Suppose $\judgectx{\Delta}{\Gamma}$ and $\judge{\Delta, \alpha}{\Gamma}{e}{C}$ and $\judgetp{\Delta}{A}$. Then
$\size{[A/\alpha]e} = \size{e}$.
Proof
This is a routine induction, with no surprises, since types never affect the size of a term.

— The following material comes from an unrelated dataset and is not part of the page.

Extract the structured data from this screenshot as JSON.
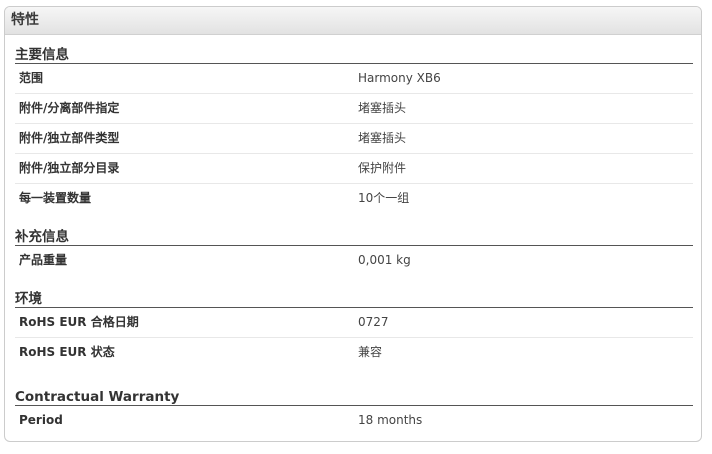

Next, let's write down the beta reductions:
$$
\begin{array}{lcl}
(\Fun{\alpha}{e})\;A & \mapsto & [A/\alpha]e \\
(\fun{x:A}{e})\;e' & \mapsto & [e'/x]e \\
\letv{\unit}{\unit}{e'} & \mapsto & e' \\
\letv{\pair{x}{y}}{\pair{e_1}{e_2}}{e'} & \mapsto & [e_1/x, e_2/y]e' \\
\fst{\paira{e}{e'}} & \mapsto & e \\
\snd{\paira{e}{e'}} & \mapsto & e' \\
\case{\inl{e}}{x}{e'}{y}{e''} & \mapsto & [e/x]e' \\
\case{\inr{e}}{x}{e'}{y}{e''} & \mapsto & [e/y]e'' \\
\end{array}
$$
Now, we can verify that $\beta$-reduction reduces size:
Shrinking.
If $\judgectx{\Delta}{\Gamma}$ and $\judge{\Delta}{\Gamma}{e}{A}$ and $e\;\mapsto e'$, then $\size{e'} < \size{e}$.
Proof
The proof of this is essentially nothing but the observation that every $\beta$-reduction removes an
introduction, removes an elimination, and performs a subsitution, and so the size of the result term must
get strictly smaller.
As a result, we know that all reduction strategies lead to a normal
form. Since $\beta$-reduction makes a term strictly smaller, the
process must eventually stop, no matter what order you perform the
reductions in. So we (almost) have strong normalization. The missing
piece is that we also need the Church-Rosser property, to ensure that
all sequences of reductions eventually reach the same normal
form. But this post is getting quite long enough, so I won't prove
that -- I'll just assert it. :)
I will, however, offer one last reward for those of you who
persevered to the end. Let's add unrestricted recursive types to our
language:
$$
\inferrule[\MuI]
{\judge{\Delta}{\Gamma}{e}{[\fix{\alpha}{A}/\alpha]A}}
{\judge{\Delta}{\Gamma}{\fold{e}}{\fix{\alpha}{A}}}
\qquad
\inferrule[\MuE]
{\judge{\Delta}{\Gamma}{e}{\fix{\alpha}{A}}}
{\judge{\Delta}{\Gamma}{\unfold{e}}{[\fix{\alpha}{A}/\alpha]A}}
$$
The $\beta$-rule is the obvious one you might expect:
$$
\begin{array}{lcl}
\unfold{(\fold{e})} & \mapsto & e
\end{array}
$$
And let's extend the size function, too:
$$
\begin{array}{lcl}
\size{\fold{e}} & = & 1 + \size{e} \\
\size{\unfold{e}} & = & \size{e}
\end{array}
$$
Now, note that all of the lemmas we used continue to hold. So
we can add unrestricted recursive types, with no restrictions on
negative occurences of type variables, to second-order MALL and the
language is still strongly normalizing!
Another way of putting things is that contraction (i.e., using
variables more than once) is essential to programming things
like the Y combinator. Without it, recursive types are not enough to
enable dangerous self-references like Russell's paradox.
Acknowledgements. I'd like to thank Stéphane
Gimenez for directing me to Girard's small normalization theorem.